Have Courage & Be Kind
is one of my favorites by the lovely glass shoe wearing Cinderella and simply sums up who I want to be; someone who chooses the brave route over the easy one and sets aside the need to be right in order to show compassion. On a whim I decided I would like to hang this quote in my bathroom… should be an easy, quick and inexpensive undertaking, right?
It began with finding an artist on Etsy who was two steps ahead of me and had already designed the quotation to my liking. After getting the confirmation from him that he could change the sizing of the quotation to fit my oddly shaped IKEA frame, I purchased it and waited with joyful anticipation for my wonderful resized version to arrive. But the moment the seller had my money… crickets. Well, at least on his end, I was emailing frequently like a desperate ignored girlfriend reminding him of my existence.
In the meantime, this determined redhead attempted to play with the original file to make it work. But after five different printing attempts, even Staples couldn’t force this file to be what I needed it to be. And even more frustrating, was that after these experimental printings, I noticed the file was incomplete and cutting off all the edges of the words so I couldn’t even print the original sizing right. Gadzooks!
I’m sad to say that this was just the beginning of the comedy of errors that has been this ‘simple’ project;
next, I found another artist with even nicer writing and ordered the quote from her.
when I attempted to pick up this printed version, I ended up at the wrong Staples because my computer switched my ‘home store’ when I ordered it; so I had to go across the city to hunt it down.
somehow, no clue how or when, chipped the frame… thankfully nothing so dramatic a black Sharpie couldn’t fix!
it printed in the wrong size and now also the wrong colour (in no universe is charcoal gray a substitute for black!)
this new artist happily resized and changed the colour… for another fee of course.
printed it off again… a dramatic serif was cut off.
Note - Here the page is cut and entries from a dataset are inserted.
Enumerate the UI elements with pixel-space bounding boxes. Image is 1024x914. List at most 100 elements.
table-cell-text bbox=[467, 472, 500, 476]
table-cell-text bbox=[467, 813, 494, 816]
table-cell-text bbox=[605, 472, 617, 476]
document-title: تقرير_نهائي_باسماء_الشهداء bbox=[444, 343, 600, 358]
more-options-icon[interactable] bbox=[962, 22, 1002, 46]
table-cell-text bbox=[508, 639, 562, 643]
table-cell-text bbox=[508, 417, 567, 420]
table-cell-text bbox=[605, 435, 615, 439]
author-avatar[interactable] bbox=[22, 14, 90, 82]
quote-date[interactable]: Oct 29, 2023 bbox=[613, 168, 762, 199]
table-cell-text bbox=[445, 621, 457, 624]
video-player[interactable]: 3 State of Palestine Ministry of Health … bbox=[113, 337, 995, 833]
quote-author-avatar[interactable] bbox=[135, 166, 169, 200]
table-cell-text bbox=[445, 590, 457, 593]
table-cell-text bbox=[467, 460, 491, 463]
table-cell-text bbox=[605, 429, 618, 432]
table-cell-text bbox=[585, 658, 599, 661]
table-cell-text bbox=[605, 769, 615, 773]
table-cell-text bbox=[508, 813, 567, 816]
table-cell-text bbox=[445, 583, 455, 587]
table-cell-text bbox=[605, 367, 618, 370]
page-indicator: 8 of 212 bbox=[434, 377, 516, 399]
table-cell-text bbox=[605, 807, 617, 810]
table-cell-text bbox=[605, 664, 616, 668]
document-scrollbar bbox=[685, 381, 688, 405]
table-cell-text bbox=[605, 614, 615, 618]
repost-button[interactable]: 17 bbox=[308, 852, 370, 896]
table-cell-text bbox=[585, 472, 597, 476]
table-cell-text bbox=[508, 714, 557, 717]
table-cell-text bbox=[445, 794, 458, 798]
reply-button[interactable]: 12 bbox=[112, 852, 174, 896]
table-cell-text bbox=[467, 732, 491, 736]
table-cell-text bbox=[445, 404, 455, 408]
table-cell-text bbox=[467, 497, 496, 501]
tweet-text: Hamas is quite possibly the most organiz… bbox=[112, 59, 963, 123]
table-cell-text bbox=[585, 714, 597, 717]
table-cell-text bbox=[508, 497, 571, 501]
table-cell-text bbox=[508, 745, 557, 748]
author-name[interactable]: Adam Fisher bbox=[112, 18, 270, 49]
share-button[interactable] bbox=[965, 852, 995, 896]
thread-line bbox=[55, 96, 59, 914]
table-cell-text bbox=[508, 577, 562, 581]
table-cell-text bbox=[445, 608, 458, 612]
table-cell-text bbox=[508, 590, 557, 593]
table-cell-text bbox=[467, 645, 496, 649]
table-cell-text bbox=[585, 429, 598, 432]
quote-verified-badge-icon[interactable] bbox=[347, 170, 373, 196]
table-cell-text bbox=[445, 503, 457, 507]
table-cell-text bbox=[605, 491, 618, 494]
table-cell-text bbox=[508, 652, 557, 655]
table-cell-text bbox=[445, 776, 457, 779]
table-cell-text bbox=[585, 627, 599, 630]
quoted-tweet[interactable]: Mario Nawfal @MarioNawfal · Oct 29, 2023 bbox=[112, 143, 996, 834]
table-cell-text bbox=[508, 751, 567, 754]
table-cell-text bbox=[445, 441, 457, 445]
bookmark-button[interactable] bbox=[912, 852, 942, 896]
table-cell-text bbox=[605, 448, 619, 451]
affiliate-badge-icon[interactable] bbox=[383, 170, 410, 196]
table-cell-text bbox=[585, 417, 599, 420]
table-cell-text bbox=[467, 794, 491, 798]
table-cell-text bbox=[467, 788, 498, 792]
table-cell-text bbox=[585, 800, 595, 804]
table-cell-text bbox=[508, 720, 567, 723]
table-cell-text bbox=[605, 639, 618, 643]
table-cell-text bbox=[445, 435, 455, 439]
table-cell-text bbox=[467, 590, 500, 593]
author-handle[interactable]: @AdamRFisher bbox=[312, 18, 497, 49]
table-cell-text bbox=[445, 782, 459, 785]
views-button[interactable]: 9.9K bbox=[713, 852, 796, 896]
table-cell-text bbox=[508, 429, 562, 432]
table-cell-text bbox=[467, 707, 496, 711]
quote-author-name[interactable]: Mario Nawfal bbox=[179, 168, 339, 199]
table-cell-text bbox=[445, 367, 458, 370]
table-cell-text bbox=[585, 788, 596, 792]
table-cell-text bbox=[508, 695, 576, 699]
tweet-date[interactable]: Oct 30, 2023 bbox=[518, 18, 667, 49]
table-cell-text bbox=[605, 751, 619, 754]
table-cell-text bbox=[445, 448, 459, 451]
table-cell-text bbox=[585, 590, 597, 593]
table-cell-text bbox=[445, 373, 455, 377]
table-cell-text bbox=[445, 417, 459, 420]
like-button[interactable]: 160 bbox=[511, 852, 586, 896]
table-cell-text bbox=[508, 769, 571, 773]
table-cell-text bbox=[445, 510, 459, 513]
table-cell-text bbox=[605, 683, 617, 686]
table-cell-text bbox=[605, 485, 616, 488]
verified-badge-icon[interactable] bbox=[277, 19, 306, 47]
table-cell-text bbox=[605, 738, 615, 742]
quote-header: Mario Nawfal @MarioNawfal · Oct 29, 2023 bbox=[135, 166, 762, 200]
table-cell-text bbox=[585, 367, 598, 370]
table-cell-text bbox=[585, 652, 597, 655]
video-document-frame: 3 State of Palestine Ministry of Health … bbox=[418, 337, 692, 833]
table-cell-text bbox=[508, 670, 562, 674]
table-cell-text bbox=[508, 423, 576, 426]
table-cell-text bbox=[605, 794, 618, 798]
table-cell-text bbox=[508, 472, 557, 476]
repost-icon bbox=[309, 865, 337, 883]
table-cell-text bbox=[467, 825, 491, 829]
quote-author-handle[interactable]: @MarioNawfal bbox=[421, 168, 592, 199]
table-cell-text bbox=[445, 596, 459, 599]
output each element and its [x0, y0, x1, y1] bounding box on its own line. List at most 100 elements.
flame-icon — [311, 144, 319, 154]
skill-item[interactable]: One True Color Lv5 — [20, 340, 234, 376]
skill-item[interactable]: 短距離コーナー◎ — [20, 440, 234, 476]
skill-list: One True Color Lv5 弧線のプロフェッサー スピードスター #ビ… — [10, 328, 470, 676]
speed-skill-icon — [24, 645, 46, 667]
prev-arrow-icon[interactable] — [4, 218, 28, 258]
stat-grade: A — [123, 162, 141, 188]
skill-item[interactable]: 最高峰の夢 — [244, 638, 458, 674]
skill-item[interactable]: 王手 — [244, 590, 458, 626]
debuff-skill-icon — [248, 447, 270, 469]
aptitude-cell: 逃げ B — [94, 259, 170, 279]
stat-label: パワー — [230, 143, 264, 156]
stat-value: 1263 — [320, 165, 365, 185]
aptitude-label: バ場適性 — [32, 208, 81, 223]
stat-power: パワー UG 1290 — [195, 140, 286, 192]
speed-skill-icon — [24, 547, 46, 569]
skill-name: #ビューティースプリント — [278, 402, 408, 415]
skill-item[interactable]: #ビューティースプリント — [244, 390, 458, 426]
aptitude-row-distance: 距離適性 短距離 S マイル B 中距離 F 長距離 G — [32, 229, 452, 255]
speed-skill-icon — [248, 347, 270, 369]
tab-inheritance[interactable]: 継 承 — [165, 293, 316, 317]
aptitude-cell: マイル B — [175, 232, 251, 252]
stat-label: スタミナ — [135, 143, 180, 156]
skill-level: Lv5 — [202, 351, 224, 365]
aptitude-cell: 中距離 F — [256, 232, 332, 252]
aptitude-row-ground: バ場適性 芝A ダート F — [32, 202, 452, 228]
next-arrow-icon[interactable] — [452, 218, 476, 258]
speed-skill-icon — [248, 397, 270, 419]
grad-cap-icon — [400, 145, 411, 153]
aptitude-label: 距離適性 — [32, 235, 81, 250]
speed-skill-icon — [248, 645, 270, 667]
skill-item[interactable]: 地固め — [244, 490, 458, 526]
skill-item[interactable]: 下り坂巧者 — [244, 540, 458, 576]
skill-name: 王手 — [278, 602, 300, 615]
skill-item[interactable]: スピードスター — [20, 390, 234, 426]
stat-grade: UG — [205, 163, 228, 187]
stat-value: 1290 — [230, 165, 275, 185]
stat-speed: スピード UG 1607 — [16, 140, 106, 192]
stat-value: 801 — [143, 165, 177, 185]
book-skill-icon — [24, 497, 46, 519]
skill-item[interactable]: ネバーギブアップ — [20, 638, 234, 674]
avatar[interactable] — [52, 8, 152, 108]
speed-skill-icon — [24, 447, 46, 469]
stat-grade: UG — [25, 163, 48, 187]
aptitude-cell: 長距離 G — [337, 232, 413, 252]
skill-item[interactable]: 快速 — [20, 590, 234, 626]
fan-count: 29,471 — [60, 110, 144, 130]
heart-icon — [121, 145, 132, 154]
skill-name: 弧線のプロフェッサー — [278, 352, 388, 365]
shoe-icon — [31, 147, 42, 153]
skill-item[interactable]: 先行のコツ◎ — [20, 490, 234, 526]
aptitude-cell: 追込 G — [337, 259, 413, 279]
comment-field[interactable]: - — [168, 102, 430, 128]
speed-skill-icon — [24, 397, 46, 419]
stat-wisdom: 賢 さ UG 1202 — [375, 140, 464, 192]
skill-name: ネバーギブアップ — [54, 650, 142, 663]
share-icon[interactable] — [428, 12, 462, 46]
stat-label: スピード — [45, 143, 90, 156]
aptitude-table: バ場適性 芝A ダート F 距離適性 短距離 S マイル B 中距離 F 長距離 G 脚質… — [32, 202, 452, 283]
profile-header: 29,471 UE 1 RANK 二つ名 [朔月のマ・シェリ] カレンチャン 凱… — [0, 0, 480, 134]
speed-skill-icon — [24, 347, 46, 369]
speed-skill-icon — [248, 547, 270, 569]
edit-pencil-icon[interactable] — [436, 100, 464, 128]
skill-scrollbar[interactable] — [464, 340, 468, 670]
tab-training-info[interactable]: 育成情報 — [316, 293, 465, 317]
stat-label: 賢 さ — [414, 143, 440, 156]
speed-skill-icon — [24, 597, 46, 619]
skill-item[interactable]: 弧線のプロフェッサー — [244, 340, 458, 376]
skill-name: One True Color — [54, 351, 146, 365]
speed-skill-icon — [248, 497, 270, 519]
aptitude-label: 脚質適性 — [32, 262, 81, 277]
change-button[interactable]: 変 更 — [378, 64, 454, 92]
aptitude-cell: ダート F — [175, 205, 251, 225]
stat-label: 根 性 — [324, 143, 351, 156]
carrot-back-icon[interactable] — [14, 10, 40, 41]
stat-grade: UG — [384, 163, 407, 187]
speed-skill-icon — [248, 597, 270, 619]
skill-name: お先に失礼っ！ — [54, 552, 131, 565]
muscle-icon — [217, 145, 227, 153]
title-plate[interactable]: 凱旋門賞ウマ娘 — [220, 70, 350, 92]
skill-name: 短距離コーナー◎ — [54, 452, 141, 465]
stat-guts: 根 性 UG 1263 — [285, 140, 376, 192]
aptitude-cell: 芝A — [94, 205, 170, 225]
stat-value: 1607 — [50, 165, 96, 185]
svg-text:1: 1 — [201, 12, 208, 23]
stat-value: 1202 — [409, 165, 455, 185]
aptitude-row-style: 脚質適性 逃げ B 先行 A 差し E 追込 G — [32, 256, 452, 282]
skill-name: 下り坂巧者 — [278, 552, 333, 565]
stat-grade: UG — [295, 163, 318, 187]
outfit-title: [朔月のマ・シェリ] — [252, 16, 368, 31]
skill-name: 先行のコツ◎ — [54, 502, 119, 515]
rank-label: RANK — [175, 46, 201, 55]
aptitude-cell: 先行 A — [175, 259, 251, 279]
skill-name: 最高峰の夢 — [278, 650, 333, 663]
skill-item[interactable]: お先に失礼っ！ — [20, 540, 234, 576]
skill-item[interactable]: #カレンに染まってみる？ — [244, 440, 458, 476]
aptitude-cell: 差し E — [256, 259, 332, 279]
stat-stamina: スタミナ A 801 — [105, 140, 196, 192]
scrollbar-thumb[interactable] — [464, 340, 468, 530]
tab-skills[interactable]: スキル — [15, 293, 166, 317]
another print… the elastics Staples used on it crushed it.
the artist had to resend me the file… she was of course baffled because ‘this never happens’.
And I will be honest, I was so embarrassed that I needed to take so many trips to Staples that I started going out of my way to sent it to random locations I was driving through. I hit most of the Hamilton locations, another in Burlington, one in St. Catharines, and then I was set to pick up, what I was hoping was the final copy in Belleville. It wasn’t until I cut it perfectly to fit the frame, positioned the command strips with painstaking precision on the back, did I turn it over to see the fold lines up the side of the print. Seriously? It acquired folds from the walk from my car up to my home? I struggled to get it out of the frame past the perfectly placed command strips and attempted to iron it flat… but alas, once a folded paper, always a folded paper.
It has taken me years to fully appreciate the phrase, ‘done is better than perfect’, and I kept asking myself after each ridiculous setback if I was at that point yet… but nope, I continue to push on. There sits in my local Staples the 11th and hopefully glorious final printing of this Shakespearean comedic experience. How did a simple $15 idea become such a hulk of a job?
As I attempt to see the lesson behind the madness, I can’t help but wonder if there’s actually a lesson to be had at all. Maybe when it’s hanging on my wall, each time I look at it I will see it as a testament to my determination, strength and as proof that I’m worth the struggle. It’s often hard to know when determination ends and stubbornness begins, and when to let go instead of pushing through, but I’m grateful for these bizarre experiences that show me how far I have come in my ability to see that line more clearly.
Shakespeare believes that “every why hath a wherefore”, that there is an explanation for everything, but in this case, I’m simply embracing the comedy of errors for what it is, yet another adventure.